Pandora Dives Below IPO Price In Second Day Of Trading
  By BRIAN DEAGON , INVESTOR'S BUSINESS DAILY  Posted 11:16 AM ET
  Internet radio provider Pandora Media (P) tumbled 10% to 15.67 in late morning Thursday trade, below the $16-a-share IPO price. That's nearly 40% below the peak set minutes after shares began trading in Wednesday's NYSE debut. Several other recent IPOs have tumbled below their offering prices or at least are at all-time trading lows.
  Internet radio provider Pandora tuned in a sweet-sounding initial public offering, but Wednesday's debut ended on a somewhat sour note.
  It raised $235 million by offering 14.7 million shares at $16, up from the $10 to $12 the company expected. Shares shot up to 26 in early NYSE trading, but closed up just 8.9% to 17.42, near the session low. That came as the overall market sold off hard.
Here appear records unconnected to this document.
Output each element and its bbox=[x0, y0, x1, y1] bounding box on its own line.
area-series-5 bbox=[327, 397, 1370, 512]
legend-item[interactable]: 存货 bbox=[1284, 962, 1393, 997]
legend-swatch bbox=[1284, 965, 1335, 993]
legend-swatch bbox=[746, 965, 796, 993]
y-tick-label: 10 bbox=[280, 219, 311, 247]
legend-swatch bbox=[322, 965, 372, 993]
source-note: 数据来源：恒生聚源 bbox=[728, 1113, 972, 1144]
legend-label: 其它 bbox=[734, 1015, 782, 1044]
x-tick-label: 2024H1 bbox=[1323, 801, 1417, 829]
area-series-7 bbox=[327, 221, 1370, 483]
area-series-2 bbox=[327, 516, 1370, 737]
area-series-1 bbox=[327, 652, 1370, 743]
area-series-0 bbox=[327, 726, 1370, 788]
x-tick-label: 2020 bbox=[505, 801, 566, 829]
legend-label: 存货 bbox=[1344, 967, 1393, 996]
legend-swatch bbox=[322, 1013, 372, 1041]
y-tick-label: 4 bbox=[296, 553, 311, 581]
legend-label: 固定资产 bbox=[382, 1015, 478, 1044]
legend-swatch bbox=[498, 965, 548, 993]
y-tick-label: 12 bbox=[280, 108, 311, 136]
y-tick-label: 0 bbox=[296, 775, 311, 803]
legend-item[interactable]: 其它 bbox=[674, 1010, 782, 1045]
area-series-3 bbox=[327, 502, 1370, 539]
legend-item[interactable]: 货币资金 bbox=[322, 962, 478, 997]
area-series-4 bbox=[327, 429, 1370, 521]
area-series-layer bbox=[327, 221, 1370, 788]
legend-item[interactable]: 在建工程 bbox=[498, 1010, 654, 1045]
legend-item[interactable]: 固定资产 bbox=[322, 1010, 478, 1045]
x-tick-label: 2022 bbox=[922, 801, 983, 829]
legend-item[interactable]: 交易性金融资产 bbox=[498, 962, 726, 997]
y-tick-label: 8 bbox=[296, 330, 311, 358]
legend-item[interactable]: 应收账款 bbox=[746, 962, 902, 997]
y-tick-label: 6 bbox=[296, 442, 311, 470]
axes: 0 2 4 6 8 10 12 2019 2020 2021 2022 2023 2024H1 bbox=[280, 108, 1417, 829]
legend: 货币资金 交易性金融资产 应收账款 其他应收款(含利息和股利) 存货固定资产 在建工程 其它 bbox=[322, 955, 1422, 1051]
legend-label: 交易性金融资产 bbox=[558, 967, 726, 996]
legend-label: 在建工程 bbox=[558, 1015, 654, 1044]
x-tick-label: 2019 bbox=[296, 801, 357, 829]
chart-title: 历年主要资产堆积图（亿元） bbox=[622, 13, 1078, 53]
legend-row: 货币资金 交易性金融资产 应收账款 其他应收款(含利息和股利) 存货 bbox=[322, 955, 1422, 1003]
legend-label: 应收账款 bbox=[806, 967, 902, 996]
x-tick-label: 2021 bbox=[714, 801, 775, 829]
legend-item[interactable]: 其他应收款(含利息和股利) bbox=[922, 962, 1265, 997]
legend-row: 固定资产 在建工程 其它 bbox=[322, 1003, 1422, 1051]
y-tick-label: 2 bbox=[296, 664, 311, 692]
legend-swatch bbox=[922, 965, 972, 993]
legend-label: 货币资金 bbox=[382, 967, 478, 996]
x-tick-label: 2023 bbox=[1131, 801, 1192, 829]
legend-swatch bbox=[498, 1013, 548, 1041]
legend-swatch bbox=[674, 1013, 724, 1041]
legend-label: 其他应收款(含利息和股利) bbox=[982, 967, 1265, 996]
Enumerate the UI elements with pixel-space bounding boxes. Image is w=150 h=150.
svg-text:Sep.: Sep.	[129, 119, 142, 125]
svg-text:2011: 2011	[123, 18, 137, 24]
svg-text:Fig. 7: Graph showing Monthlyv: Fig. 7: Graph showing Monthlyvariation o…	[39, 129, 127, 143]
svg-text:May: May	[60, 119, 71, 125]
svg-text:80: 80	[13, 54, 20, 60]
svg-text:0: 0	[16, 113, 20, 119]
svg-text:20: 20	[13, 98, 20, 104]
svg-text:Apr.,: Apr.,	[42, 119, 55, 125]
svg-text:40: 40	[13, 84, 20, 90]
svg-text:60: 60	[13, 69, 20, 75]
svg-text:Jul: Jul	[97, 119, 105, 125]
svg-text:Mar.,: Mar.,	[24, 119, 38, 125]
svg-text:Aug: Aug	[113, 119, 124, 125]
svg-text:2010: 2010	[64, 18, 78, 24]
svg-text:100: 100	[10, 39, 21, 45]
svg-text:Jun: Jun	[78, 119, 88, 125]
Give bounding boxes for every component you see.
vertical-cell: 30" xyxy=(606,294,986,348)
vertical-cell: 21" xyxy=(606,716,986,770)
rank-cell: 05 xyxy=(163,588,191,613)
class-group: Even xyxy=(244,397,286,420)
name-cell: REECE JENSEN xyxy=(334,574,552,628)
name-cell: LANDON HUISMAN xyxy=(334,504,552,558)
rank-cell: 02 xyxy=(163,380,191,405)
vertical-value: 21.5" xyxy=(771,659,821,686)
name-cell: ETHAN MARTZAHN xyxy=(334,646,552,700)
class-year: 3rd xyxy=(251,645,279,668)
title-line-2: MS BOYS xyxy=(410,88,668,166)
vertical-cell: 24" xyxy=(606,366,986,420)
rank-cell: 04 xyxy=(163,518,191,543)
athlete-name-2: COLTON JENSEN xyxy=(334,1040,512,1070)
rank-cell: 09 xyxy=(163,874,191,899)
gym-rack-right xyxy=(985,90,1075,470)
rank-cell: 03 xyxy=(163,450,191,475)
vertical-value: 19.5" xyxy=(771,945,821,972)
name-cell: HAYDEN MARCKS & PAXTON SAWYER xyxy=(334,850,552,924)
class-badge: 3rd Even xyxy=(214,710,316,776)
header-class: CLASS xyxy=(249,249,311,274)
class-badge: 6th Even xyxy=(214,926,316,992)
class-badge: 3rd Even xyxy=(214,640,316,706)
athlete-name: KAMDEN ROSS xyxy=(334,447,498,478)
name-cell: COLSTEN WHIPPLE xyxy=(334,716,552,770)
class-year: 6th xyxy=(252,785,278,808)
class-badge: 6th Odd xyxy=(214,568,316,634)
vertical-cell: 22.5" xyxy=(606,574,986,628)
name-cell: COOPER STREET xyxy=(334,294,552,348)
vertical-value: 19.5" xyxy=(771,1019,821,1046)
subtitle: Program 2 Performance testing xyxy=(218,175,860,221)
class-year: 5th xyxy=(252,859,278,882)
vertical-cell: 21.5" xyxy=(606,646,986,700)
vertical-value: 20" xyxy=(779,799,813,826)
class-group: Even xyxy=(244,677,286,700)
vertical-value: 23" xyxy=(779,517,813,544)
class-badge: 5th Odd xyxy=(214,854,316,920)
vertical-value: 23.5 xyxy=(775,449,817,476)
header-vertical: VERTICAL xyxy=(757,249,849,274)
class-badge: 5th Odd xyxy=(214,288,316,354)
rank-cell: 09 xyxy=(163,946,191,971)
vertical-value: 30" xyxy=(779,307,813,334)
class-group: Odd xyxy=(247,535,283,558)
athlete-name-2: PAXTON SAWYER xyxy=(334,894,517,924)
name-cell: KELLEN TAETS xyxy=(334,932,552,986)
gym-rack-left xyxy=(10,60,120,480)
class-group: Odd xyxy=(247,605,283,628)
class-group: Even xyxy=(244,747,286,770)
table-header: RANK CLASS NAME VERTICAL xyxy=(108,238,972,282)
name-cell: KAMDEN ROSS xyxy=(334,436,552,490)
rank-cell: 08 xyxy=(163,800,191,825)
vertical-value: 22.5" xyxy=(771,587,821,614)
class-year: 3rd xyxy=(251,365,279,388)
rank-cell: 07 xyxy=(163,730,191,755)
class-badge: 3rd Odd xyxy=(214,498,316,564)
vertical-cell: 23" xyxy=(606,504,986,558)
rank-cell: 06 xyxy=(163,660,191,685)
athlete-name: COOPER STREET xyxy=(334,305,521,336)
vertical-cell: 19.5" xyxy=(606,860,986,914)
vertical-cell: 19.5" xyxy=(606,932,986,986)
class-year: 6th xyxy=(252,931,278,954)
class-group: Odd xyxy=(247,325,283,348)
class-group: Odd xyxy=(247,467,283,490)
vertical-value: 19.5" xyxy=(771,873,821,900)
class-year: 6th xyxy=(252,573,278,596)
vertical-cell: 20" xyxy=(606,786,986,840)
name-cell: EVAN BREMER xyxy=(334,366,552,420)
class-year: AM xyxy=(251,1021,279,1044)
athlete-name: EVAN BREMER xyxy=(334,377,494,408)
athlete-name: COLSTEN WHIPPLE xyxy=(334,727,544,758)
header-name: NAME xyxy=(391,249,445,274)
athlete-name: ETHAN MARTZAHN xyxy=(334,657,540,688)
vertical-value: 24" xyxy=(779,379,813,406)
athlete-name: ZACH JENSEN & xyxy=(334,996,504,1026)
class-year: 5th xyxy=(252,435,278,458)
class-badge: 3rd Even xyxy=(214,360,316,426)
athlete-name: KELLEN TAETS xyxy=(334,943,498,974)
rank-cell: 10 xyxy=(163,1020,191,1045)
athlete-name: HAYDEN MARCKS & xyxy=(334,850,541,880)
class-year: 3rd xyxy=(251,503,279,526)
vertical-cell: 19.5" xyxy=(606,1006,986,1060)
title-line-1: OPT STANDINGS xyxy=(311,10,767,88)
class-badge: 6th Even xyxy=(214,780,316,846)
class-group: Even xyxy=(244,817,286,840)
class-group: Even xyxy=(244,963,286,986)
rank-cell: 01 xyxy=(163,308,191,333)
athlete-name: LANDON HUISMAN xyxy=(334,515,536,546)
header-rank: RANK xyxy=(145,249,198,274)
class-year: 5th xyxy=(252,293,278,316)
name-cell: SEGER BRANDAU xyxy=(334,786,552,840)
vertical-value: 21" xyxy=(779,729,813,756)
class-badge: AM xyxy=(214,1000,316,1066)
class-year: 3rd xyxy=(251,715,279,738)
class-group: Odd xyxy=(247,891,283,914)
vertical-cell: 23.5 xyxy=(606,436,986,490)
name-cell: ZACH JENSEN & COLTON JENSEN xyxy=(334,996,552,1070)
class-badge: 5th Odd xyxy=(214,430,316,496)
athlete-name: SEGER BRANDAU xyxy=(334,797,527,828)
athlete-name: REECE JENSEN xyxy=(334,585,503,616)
  Pandora is one of several Internet company IPOs to receive sky-high valuations reminiscent of the dot-com boom. It ended the day with a market value of $2.8 billion, despite losing $1.76 million on revenue of $137.7 million for the year ended Jan. 31.
  LinkedIn (LNKD), the professional networking site with Q1 revenue of $94 million, has a market value of $7 billion following its May IPO, though it recorded a profit its past five quarters. Online coupon provider Groupon, which also has yet to get into the black, has filed for an IPO that would give it a valuation of about $20 billion.
  Facebook principals reportedly are also mulling an IPO that would value the company near $100 billion. Only one Internet firm, Google (GOOG), has a larger valuation, and only five other companies in all are bigger by value.
  All this leads to fears of another dot-com bubble, 11 years after the first one burst.
  "People are trying to figure out what the growth trajectory of these companies will be," said Saad Khan, a partner at San Francisco investment firm CMEA Capital. "What gets people excited is these companies have crazy ramps that go from zero to billions in revenue so quickly."
  Private investors have been willing to pour huge sums into these firms, which many observers see as disrupting old business models through new forms of communication and commerce.
  "Facebook has stitched together 600 million users in a brand-new way," Khan said. "Pandora is subverting a very old broadcast medium with Internet radio, where people are spending billions of hours, all of it personalized. That's powerful."
  But as in the first dot-com boom, making money often has not been the initial focus. Instead, the company has focused on attracting users as fast as possible, and keeping them coming. Figuring out how to profit from that traffic has been a later step.